Un moment après, voyant qu’il ne se passait plus rien, èle se décida à aler de suite au jardin ; mais hélas, pauvre Alice ! en arivant à la porte, èle s’aperçut qu’èle avait oublié la petite clef d’or. Èle revint sur ses pas pour la prendre sur la table. Bah ! impossible d’ateindre à la clef qu’èle voyait bien clairement à travers le vère.

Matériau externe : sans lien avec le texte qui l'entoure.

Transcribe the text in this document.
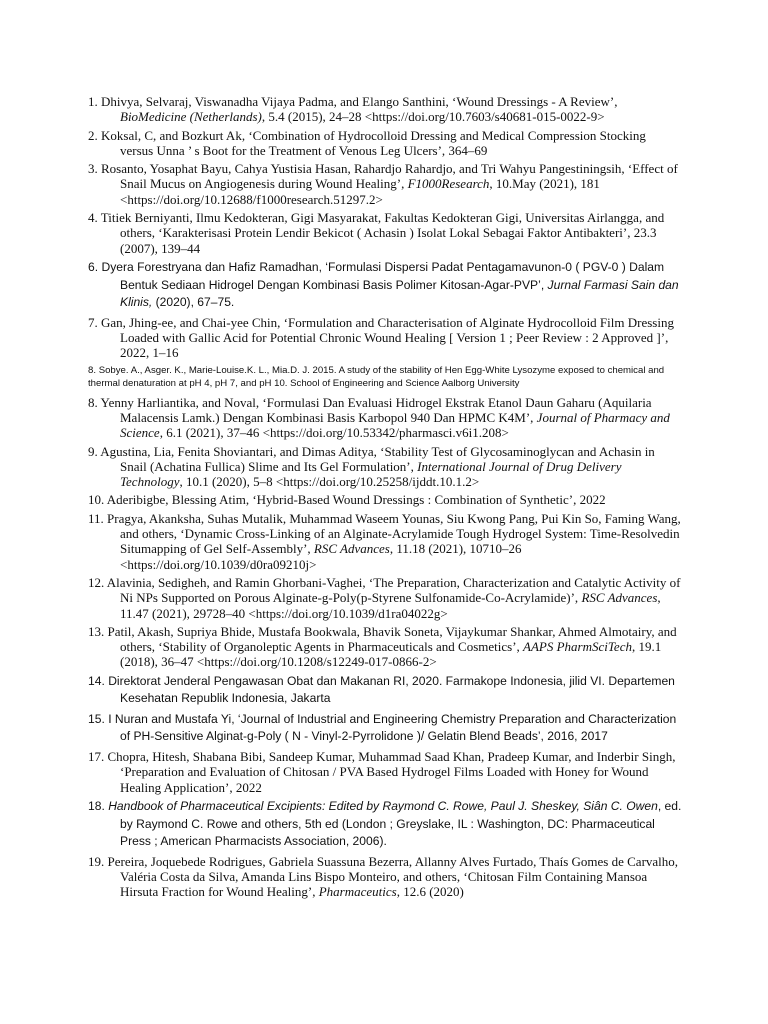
1. Dhivya, Selvaraj, Viswanadha Vijaya Padma, and Elango Santhini, ‘Wound Dressings - A Review’, BioMedicine (Netherlands), 5.4 (2015), 24–28 <https://doi.org/10.7603/s40681-015-0022-9>
2. Koksal, C, and Bozkurt Ak, ‘Combination of Hydrocolloid Dressing and Medical Compression Stocking versus Unna ’ s Boot for the Treatment of Venous Leg Ulcers’, 364–69
3. Rosanto, Yosaphat Bayu, Cahya Yustisia Hasan, Rahardjo Rahardjo, and Tri Wahyu Pangestiningsih, ‘Effect of Snail Mucus on Angiogenesis during Wound Healing’, F1000Research, 10.May (2021), 181 <https://doi.org/10.12688/f1000research.51297.2>
4. Titiek Berniyanti, Ilmu Kedokteran, Gigi Masyarakat, Fakultas Kedokteran Gigi, Universitas Airlangga, and others, ‘Karakterisasi Protein Lendir Bekicot ( Achasin ) Isolat Lokal Sebagai Faktor Antibakteri’, 23.3 (2007), 139–44
6. Dyera Forestryana dan Hafiz Ramadhan, ‘Formulasi Dispersi Padat Pentagamavunon-0 ( PGV-0 ) Dalam Bentuk Sediaan Hidrogel Dengan Kombinasi Basis Polimer Kitosan-Agar-PVP’, Jurnal Farmasi Sain dan Klinis, (2020), 67–75.
7. Gan, Jhing-ee, and Chai-yee Chin, ‘Formulation and Characterisation of Alginate Hydrocolloid Film Dressing Loaded with Gallic Acid for Potential Chronic Wound Healing [ Version 1 ; Peer Review : 2 Approved ]’, 2022, 1–16
8. Sobye. A., Asger. K., Marie-Louise.K. L., Mia.D. J. 2015. A study of the stability of Hen Egg-White Lysozyme exposed to chemical and thermal denaturation at pH 4, pH 7, and pH 10. School of Engineering and Science Aalborg University
8. Yenny Harliantika, and Noval, ‘Formulasi Dan Evaluasi Hidrogel Ekstrak Etanol Daun Gaharu (Aquilaria Malacensis Lamk.) Dengan Kombinasi Basis Karbopol 940 Dan HPMC K4M’, Journal of Pharmacy and Science, 6.1 (2021), 37–46 <https://doi.org/10.53342/pharmasci.v6i1.208>
9. Agustina, Lia, Fenita Shoviantari, and Dimas Aditya, ‘Stability Test of Glycosaminoglycan and Achasin in Snail (Achatina Fullica) Slime and Its Gel Formulation’, International Journal of Drug Delivery Technology, 10.1 (2020), 5–8 <https://doi.org/10.25258/ijddt.10.1.2>
10. Aderibigbe, Blessing Atim, ‘Hybrid-Based Wound Dressings : Combination of Synthetic’, 2022
11. Pragya, Akanksha, Suhas Mutalik, Muhammad Waseem Younas, Siu Kwong Pang, Pui Kin So, Faming Wang, and others, ‘Dynamic Cross-Linking of an Alginate-Acrylamide Tough Hydrogel System: Time-Resolvedin Situmapping of Gel Self-Assembly’, RSC Advances, 11.18 (2021), 10710–26 <https://doi.org/10.1039/d0ra09210j>
12. Alavinia, Sedigheh, and Ramin Ghorbani-Vaghei, ‘The Preparation, Characterization and Catalytic Activity of Ni NPs Supported on Porous Alginate-g-Poly(p-Styrene Sulfonamide-Co-Acrylamide)’, RSC Advances, 11.47 (2021), 29728–40 <https://doi.org/10.1039/d1ra04022g>
13. Patil, Akash, Supriya Bhide, Mustafa Bookwala, Bhavik Soneta, Vijaykumar Shankar, Ahmed Almotairy, and others, ‘Stability of Organoleptic Agents in Pharmaceuticals and Cosmetics’, AAPS PharmSciTech, 19.1 (2018), 36–47 <https://doi.org/10.1208/s12249-017-0866-2>
14. Direktorat Jenderal Pengawasan Obat dan Makanan RI, 2020. Farmakope Indonesia, jilid VI. Departemen Kesehatan Republik Indonesia, Jakarta
15. I Nuran and Mustafa Yi, ‘Journal of Industrial and Engineering Chemistry Preparation and Characterization of PH-Sensitive Alginat-g-Poly ( N - Vinyl-2-Pyrrolidone )/ Gelatin Blend Beads’, 2016, 2017
17. Chopra, Hitesh, Shabana Bibi, Sandeep Kumar, Muhammad Saad Khan, Pradeep Kumar, and Inderbir Singh, ‘Preparation and Evaluation of Chitosan / PVA Based Hydrogel Films Loaded with Honey for Wound Healing Application’, 2022
18. Handbook of Pharmaceutical Excipients: Edited by Raymond C. Rowe, Paul J. Sheskey, Siân C. Owen, ed. by Raymond C. Rowe and others, 5th ed (London ; Greyslake, IL : Washington, DC: Pharmaceutical Press ; American Pharmacists Association, 2006).
19. Pereira, Joquebede Rodrigues, Gabriela Suassuna Bezerra, Allanny Alves Furtado, Thaís Gomes de Carvalho, Valéria Costa da Silva, Amanda Lins Bispo Monteiro, and others, ‘Chitosan Film Containing Mansoa Hirsuta Fraction for Wound Healing’, Pharmaceutics, 12.6 (2020)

Èle fit alors tout son possible pour grimper le long d’un des pieds de la table, mais il était trop glissant ; et enfin, épuisée de fatigue, la pauvre enfant s’assit et pleura.

« Alons, à quoi bon pleurer ainsi, » se dit Alice vivement. « Je vous conseille, Mademoisèle, de cesser tout de suite ! » Èle avait pour abitude de se doner de très-bons conseils (bien qu’èle les suivît rarement), et quelquefois èle se grondait si fort que les larmes lui en venaient aus ieus ; une fois même èle s’était doné des tapes pour avoir triché dans une partie de croquet qu’èle jouait toute seule ; car cète étrange enfant aimait beaucoup à faire deus personages. « Mais, » pensa la pauvre Alice, « il n’y a plus moyen de faire deus personages, à présent qu’il me reste à peine de quoi en faire un. »

Èle aperçut alors une petite boite en vère qui était sous la table, l’ouvrit et y trouva un tout petit gâteau sur lequel les mots « MANGEZ-MOI » étaient admirablement tracés avec des raisins de Corinthe. « Tiens, je vais le manger, » dit Alice : « si cela me fait grandir, je pourai ateindre à la clef ; si cela me fait rapetisser, je pourai ramper sous la porte ; d’une façon ou de l’autre, je pénètrerai dans le jardin, et alors, arive que poura ! »

Èle mangea donc un petit morceau du gâteau, et, portant sa main sur sa tête, èle se dit tout inquiète : « Lequel est-ce ? Lequel est-ce ? » Èle voulait savoir si èle grandissait ou rapetissait, et fut tout étonée de rester la même ; franchement, c’est ce qui arive le plus souvent lorsqu’on mange du gâteau ; mais Alice avait tèlement pris l’abitude de s’atendre à des choses extraordinaires, que cela lui paraissait ennuyeus et stupide de vivre come tout le monde.

Aussi èle se remit à l’euvre, et eut bien vite fait disparaitre le gâteau.